Puis c’est la traditionnelle scène de la vision qui prend place dans un jardin psychédélique aux gigantesques fleurs mauves. Un rêve, d’accord, mais là, c’est sous substances illicites façon Alice aux pays des merveilles de Walt Disney. L’on se demanderait presque si la troupe ne s’est pas trompée de décor. Difficile de faire abstraction, d’autant plus que les tutus poudrés comme des guimauves ne rééquilibrent pas la balance côté sobriété.
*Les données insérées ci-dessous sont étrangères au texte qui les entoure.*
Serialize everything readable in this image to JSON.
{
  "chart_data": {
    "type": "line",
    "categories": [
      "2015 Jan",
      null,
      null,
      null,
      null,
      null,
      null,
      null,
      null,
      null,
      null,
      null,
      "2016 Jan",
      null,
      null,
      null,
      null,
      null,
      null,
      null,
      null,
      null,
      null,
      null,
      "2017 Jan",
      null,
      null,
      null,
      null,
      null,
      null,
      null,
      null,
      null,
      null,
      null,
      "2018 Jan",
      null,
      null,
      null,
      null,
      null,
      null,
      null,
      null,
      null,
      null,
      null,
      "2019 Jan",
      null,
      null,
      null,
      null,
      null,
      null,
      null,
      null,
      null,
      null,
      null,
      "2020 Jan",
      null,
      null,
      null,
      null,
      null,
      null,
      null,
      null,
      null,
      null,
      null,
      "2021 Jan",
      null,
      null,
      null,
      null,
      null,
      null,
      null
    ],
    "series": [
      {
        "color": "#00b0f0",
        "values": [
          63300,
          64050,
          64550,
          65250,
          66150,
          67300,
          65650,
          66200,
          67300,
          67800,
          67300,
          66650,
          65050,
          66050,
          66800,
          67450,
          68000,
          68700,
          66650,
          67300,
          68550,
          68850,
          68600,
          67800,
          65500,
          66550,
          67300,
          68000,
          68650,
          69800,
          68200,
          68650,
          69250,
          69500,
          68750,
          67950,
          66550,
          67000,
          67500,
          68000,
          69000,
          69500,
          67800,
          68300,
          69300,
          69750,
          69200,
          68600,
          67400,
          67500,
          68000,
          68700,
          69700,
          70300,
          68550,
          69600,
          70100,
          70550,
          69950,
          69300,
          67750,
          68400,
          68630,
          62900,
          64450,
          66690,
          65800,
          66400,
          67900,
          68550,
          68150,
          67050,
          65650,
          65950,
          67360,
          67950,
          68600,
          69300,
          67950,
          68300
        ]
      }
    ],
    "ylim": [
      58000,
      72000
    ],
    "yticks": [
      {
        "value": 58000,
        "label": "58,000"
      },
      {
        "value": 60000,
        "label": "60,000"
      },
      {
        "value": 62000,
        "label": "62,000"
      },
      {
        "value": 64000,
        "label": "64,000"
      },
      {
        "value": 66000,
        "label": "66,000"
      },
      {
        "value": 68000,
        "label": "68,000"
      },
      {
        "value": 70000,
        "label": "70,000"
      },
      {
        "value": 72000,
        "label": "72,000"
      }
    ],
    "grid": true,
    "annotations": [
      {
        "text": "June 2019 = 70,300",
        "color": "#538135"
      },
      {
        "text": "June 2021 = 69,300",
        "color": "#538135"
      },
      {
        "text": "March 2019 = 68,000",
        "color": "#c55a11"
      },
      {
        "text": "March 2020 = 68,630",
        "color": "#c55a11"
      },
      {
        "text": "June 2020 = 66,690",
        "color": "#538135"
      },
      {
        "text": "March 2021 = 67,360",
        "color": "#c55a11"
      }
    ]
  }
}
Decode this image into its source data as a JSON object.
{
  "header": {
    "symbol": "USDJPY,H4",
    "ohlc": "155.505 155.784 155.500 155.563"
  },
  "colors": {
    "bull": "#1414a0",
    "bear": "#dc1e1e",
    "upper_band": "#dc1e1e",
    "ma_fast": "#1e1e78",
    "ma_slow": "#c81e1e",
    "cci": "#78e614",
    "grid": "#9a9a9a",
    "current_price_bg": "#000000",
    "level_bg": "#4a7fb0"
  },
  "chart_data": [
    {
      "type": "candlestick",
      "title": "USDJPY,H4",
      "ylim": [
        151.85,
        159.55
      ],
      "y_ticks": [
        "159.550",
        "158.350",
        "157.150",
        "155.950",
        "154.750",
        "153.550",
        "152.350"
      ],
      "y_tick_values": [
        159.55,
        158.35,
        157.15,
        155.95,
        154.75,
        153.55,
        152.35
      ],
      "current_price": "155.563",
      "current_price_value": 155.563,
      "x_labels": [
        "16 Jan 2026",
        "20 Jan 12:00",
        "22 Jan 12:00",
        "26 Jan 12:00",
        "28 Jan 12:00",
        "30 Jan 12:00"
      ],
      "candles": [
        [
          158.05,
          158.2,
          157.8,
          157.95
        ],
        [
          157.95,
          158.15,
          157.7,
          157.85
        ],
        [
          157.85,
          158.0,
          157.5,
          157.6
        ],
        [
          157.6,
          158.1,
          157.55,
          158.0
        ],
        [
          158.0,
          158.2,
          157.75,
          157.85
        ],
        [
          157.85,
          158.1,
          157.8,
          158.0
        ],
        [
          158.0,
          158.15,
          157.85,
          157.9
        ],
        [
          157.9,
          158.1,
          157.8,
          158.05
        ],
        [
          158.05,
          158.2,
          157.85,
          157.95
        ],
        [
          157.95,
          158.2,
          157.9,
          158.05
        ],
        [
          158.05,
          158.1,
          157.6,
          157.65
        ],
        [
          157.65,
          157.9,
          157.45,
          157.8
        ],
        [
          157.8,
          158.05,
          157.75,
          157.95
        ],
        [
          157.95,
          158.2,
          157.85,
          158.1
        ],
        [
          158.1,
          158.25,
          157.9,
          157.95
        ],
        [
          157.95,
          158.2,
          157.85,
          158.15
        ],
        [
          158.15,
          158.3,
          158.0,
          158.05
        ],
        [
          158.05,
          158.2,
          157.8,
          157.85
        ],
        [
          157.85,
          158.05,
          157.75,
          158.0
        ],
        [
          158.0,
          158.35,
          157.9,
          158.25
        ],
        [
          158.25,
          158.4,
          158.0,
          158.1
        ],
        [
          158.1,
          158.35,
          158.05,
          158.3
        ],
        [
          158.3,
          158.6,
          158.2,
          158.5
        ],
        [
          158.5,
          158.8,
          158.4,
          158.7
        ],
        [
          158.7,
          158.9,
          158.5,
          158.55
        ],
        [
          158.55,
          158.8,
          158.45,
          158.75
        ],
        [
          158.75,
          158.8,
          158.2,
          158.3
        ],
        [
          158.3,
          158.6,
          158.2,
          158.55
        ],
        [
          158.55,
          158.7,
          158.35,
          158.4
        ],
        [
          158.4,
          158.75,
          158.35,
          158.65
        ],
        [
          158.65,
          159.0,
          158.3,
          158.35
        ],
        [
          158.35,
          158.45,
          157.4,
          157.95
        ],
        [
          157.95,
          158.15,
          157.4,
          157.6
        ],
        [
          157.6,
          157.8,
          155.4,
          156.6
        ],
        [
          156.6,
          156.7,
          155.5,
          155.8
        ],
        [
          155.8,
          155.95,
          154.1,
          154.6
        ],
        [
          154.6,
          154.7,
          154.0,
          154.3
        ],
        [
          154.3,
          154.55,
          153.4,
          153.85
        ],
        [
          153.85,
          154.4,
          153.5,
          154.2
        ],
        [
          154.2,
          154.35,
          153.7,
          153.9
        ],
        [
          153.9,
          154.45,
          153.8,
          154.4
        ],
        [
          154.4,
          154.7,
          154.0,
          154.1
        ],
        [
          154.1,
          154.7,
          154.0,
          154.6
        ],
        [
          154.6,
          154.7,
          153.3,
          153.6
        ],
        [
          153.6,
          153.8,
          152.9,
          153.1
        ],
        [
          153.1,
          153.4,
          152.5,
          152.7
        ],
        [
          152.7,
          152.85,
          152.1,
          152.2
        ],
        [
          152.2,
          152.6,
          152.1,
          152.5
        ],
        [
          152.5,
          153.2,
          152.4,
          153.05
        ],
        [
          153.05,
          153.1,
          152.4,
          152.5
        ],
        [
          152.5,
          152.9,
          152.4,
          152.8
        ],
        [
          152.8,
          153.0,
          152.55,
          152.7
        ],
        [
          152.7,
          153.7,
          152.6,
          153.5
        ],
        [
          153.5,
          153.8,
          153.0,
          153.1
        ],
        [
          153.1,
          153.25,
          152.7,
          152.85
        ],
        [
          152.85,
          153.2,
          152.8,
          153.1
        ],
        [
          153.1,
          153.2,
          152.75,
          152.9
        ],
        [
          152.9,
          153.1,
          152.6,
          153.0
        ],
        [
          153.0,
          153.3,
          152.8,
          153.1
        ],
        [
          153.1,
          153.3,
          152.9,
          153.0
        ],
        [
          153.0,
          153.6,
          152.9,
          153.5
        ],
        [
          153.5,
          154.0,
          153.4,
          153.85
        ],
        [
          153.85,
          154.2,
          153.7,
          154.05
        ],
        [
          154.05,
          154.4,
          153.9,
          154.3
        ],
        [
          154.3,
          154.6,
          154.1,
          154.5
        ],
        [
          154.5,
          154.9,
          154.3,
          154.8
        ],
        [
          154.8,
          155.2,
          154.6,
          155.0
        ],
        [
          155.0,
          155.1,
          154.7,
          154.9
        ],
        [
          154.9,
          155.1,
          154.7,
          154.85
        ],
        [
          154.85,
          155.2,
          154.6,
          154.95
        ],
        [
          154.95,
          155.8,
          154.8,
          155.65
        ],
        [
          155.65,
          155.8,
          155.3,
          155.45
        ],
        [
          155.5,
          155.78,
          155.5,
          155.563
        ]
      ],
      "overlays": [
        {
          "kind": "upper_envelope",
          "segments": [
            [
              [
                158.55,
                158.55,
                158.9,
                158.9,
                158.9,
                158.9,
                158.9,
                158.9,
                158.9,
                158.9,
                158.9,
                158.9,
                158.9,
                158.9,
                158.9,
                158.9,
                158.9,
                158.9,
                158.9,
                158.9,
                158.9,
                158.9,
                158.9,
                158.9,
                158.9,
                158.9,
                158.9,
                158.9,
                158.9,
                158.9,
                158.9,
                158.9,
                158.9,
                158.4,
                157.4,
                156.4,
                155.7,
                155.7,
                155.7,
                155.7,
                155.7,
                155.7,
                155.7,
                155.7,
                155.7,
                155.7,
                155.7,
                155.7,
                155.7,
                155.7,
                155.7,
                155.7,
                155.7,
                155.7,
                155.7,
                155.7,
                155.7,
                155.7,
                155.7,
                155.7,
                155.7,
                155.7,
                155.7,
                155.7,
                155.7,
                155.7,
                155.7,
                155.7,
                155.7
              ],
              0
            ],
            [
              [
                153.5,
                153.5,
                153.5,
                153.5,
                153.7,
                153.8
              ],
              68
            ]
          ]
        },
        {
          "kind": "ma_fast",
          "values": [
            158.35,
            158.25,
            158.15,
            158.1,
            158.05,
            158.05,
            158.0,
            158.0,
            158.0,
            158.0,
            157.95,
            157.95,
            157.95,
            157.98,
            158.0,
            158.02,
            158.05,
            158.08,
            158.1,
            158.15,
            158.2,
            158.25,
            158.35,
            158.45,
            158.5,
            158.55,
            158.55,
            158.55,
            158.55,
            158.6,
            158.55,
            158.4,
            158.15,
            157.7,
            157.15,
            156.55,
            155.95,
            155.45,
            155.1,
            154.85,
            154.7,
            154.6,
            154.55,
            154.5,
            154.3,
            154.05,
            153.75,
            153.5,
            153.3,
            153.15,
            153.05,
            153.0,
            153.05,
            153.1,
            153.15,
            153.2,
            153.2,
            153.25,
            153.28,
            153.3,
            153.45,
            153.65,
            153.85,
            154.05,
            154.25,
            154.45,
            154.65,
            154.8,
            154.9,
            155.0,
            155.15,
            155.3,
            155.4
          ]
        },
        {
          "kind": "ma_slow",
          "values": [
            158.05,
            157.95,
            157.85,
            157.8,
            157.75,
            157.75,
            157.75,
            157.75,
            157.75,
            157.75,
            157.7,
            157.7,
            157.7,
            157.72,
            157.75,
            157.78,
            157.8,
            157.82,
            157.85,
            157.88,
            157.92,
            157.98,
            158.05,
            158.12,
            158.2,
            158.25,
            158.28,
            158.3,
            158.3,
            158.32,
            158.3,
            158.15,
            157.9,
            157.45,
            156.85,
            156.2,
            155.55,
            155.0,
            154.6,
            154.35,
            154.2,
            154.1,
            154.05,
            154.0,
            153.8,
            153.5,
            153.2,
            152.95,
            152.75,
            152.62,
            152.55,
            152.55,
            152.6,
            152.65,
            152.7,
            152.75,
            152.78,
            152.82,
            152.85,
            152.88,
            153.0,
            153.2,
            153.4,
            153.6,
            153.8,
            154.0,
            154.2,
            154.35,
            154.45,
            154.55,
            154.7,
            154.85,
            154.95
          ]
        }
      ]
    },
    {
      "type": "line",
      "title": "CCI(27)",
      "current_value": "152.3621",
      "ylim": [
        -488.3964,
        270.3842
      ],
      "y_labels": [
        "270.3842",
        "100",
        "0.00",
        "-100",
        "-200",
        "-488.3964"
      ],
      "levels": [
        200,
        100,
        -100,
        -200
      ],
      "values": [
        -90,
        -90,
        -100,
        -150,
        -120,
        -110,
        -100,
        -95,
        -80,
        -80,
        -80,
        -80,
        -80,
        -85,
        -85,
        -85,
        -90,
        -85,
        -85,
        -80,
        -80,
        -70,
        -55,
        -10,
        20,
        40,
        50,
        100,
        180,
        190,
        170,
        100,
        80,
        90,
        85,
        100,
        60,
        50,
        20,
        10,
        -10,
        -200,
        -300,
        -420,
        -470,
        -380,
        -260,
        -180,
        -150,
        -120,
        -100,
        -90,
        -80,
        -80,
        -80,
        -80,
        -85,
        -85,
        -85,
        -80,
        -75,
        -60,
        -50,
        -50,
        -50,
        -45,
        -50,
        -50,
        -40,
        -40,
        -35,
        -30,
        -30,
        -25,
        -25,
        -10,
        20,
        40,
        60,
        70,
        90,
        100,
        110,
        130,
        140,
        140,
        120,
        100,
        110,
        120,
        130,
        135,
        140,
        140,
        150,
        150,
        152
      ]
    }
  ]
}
Une fois remise du choc initial, je tombe sous le charme de notre Cupidon du jour : une Meaghan Grace Hinkis un peu nerveuse mais adorable, pétillante et aussi aérienne que la fée Clochette. Yuhui Choe interprète une reine des Dryades très douce, à la technique infaillible. Quant à l’Étoile, elle incarne une Dulcinée loin d’une vision éthérée, qui se réduit à une Kitri en tutu blanc, toujours assortie de sa malice habituelle.
Pour le troisième acte, retour à une Espagne en carton-pâte un peu moins kitsch, d’abord dans une taverne où Espada s’essaie à un numéro de toréador arrogant supposé mettre les femmes en transe. Efficacité : faible. Valeur narrative : inexistante. Impossible par ailleurs de ne pas remarquer la sous-exploitation du corps de ballet. Sans prévenir, le public se retrouve propulsé au beau milieu de la cérémonie du mariage. Tout s’enchaîne à la vitesse de l’éclair, renforçant le côté artificiel de cette production. Le pas de deux final repose une fois de plus sur la maîtrise technique de Marianela Núñez qui relève le challenge avec brio.
Alors, que retenir de cette soirée dont on ressort un peu sonné par l’étalage de technique ? Niveau castagnettes, exclamations sonores, portés dangereux, on aura été servis. Question émotion, on repassera. En somme, un Don Quichotte un peu creux, souvent too much et parfaitement oubliable faute de fil conducteur. Vraiment dommage.
Don Quichotte de Carlos Acosta, par le Royal Ballet de Londres, au Royal Opera House. Avec Marianela Núñez (Kitri), Carlos Acosta (Basilio), Ryoichi Hirano (Espada), Claire Calvert (La danseuse de rue) et Yuhui Choe (La reine des Dryades). Mardi 25 novembre 2014.